What I believe is likely to occur globally is what is occurring in Canada right now. The economy slows due to the impact of the global growth slowdown. And in Canada’s case, the slowing has meant outright recession. And then the question is: what kind of policy space do we have and how should we use it? This is where Buiter’s view comes into play. He is saying quite clearly that, while some like Canada have policy space on the monetary side, that space is limited and many have none because they are at the zero lower bound. But more importantly, because monetary dominance is still very much entrenched, there will be no fiscal response. In fact, it will be just the opposite.

In the UK, for example, the fiscal situation is considered to be in “excessive deficit” and austerity is deemed necessary to correct the excess. This is true a full six years after the recession of 2007-2009 ended. And George Osborne, the UK Chancellor has independently pledged to take on deficits and make surpluses the norm in the UK. Something that would require large private sector deficits given the negative external balance in the UK.
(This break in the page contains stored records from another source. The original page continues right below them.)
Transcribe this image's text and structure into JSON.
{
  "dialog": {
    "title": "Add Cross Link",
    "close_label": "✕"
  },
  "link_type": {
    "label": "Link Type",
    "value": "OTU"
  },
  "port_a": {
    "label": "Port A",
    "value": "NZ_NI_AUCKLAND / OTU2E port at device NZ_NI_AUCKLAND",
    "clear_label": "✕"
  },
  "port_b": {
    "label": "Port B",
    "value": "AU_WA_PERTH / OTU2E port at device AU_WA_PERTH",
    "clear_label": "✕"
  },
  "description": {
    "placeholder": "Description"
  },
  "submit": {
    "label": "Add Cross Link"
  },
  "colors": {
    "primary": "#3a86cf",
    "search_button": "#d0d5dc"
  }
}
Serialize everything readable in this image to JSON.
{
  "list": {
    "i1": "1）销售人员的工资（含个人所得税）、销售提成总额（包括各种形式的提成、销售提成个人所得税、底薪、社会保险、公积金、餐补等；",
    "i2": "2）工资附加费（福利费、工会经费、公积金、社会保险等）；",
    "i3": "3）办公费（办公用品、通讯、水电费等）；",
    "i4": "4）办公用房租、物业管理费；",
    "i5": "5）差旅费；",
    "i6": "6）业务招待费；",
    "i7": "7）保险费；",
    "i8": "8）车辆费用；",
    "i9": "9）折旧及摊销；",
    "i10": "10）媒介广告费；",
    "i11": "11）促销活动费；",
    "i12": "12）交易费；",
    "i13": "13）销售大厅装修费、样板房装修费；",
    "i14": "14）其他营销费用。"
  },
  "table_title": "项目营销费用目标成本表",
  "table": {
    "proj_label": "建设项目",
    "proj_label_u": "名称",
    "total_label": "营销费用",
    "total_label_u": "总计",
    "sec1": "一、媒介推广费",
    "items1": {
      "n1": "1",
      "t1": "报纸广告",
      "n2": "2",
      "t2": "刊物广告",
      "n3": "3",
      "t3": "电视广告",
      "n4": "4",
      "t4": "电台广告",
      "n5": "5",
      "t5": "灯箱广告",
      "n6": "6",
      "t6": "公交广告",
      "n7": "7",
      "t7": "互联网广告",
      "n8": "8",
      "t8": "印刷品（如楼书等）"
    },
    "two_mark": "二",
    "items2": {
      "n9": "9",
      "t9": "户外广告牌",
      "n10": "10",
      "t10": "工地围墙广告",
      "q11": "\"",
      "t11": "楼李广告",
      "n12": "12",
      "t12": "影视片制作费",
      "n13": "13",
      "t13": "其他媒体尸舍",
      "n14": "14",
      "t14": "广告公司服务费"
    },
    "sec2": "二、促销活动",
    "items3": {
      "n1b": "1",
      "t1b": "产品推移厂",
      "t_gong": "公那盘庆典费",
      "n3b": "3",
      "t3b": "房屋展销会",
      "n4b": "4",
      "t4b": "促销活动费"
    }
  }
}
In Finland, the country is expected to lose its AAA rating this week. The government there will do what it has to do in order to bring down deficits and debt. And given the already high unemployment numbers, this drag on net transfers to the private sector will slow the economy even further. But of course, the ECB is at the zero lower bound. And so there can be no monetary offset to accommodate this retrenchment. At least the Brits have 50 basis points to work with.

This is the situation right across the developed economies. Thus, while the catalyst for China having a major impact on developed economies is not in place yet, the slowdown in China will still have enough impact to slow global growth down further, perhaps to recessionary conditions below 2% by the end of 2016. That’s the baseline case that Willem Buiter is making at Citi. 

My view: we are in a largely disinflationary environment with supply outstripping demand in product markets and in terms of labor due to the high levels of private debt prevailing in many developed economies. And this high level of private debt is an outgrowth of a secular period of monetary dominance that has made credit growth the primary driver of economic growth in the World’s largest economy as wage growth has stalled. Now, at the zero lower bound, that game is done. And every nation that has not cut rates to near zero will do so. This means New Zealand Canada and Australia. I don’t think fiscal policy will be on the table, however, unless and until there is a crisis. And by then it will be too late.

For now, the macro them that will continue to dominate is the convergence to zero and the outperformance of Anglo-Saxon bonds that have more room to the downside on yields.